Investors threaten to pull £500m out of Derby after night of ‘shame’ for city council

Baggy Shanker

Derby City Council has a new leader after Baggy Shanker was forced out last night (June 18) following a vote of no confidence.

Although the Labour group retains control over the council, Shanker was been replaced by deputy leader Nadine Peatfield at a feisty meeting on Tuesday evening.

Cries of “shame” from the public gallery were heard when the vote went against Shanker after a motion to replace him was voted through. The newly-elected Mayor of Derby, Conservative Ged Potter, used his casting vote to remove Shanker.

Shanker, who is standing as a Labour MP at the forthcoming General Election, called the move a “a desperate act of political opportunism” by the Conservative, Liberal Democrat and Reform opposition.

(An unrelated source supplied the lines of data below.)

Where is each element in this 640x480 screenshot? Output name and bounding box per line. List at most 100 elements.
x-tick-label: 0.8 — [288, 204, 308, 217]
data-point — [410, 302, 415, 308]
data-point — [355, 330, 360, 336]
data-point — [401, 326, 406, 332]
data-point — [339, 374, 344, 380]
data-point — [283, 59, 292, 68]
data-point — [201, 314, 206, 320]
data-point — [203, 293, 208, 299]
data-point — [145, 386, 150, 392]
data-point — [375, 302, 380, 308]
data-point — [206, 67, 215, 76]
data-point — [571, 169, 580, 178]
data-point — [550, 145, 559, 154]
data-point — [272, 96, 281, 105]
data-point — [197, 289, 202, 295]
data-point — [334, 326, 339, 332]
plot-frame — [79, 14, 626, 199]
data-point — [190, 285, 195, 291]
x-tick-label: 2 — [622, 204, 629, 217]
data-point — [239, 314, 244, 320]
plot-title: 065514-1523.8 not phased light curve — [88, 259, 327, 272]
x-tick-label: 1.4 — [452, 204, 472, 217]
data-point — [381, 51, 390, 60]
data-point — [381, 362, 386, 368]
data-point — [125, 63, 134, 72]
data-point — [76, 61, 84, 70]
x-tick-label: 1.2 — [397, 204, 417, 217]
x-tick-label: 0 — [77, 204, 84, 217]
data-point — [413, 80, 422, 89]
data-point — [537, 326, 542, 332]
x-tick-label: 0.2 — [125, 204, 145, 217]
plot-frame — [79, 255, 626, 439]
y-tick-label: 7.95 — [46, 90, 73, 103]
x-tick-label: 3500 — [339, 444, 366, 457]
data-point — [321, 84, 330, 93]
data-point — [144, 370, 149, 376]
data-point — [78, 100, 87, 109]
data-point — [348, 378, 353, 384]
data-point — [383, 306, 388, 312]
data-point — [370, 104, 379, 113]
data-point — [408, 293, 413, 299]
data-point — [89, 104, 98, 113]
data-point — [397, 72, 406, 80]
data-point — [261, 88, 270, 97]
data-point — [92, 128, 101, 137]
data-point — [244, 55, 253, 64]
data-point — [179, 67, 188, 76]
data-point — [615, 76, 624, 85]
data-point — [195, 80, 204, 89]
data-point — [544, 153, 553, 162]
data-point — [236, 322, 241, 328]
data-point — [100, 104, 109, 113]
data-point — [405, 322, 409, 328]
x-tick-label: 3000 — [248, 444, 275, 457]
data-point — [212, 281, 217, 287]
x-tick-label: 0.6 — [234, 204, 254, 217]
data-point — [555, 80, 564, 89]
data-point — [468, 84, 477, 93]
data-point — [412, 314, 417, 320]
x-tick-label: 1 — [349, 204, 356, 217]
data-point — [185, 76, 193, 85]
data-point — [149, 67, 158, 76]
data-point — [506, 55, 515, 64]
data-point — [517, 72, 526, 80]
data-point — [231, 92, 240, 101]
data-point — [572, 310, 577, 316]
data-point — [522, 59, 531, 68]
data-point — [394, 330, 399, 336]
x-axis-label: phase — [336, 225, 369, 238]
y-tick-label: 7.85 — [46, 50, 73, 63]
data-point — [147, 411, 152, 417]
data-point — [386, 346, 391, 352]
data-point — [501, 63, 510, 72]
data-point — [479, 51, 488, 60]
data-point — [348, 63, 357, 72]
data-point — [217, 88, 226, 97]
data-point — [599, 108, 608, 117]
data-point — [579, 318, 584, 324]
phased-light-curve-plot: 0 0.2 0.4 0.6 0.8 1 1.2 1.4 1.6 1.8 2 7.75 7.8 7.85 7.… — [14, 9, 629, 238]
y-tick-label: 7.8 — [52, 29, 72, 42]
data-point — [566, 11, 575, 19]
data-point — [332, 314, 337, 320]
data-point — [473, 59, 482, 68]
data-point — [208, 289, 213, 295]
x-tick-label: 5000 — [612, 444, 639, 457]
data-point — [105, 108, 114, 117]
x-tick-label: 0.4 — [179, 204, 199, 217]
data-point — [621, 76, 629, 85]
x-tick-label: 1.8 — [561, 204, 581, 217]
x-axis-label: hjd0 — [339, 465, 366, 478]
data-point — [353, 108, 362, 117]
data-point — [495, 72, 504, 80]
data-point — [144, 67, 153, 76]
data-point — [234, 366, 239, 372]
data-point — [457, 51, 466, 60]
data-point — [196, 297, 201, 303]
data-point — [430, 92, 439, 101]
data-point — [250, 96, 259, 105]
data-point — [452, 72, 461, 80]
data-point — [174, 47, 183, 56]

He added: “The opposition is blatantly exploiting council procedures to gain an advantage during the general election period. This is not only morally wrong but legally questionable.”

The situation was forced after it came to light that Derbyshire County Council was demanding an invoice of almost £94m be paid by the city council over long-running saga of the Sinfin waste plant.

Shanker disputes the invoice and said: “Councillors have demonstrated their ignorance of procedures. The invoice is invalid and disputed. I have followed officer advice.”

The motion put forward was that “the conduct and actions of Mr Shanker regarding the Sinfin waste treatment plant have fallen below that expected of the leader of the council and have resulted in potentially placing the authority in a financially dangerous position”.

Earlier on Tuesday, a warning was issued by inward investment agency Marketing Derby that investors would pull £500m out of the city if Shanker was removed, citing the instability it would cause.

Wavensmere Homes, which has already built over 900 new homes in the Nightingale Quarter, with a further 500 homes in the immediate pipeline, has said it may now consider re-evaluating a further £250m of investment in Derby.

Meanwhile, St James Securities said that negotiations on the next phase of the £230m Becketwell scheme were at a very sensitive stage and feared this might be threatened.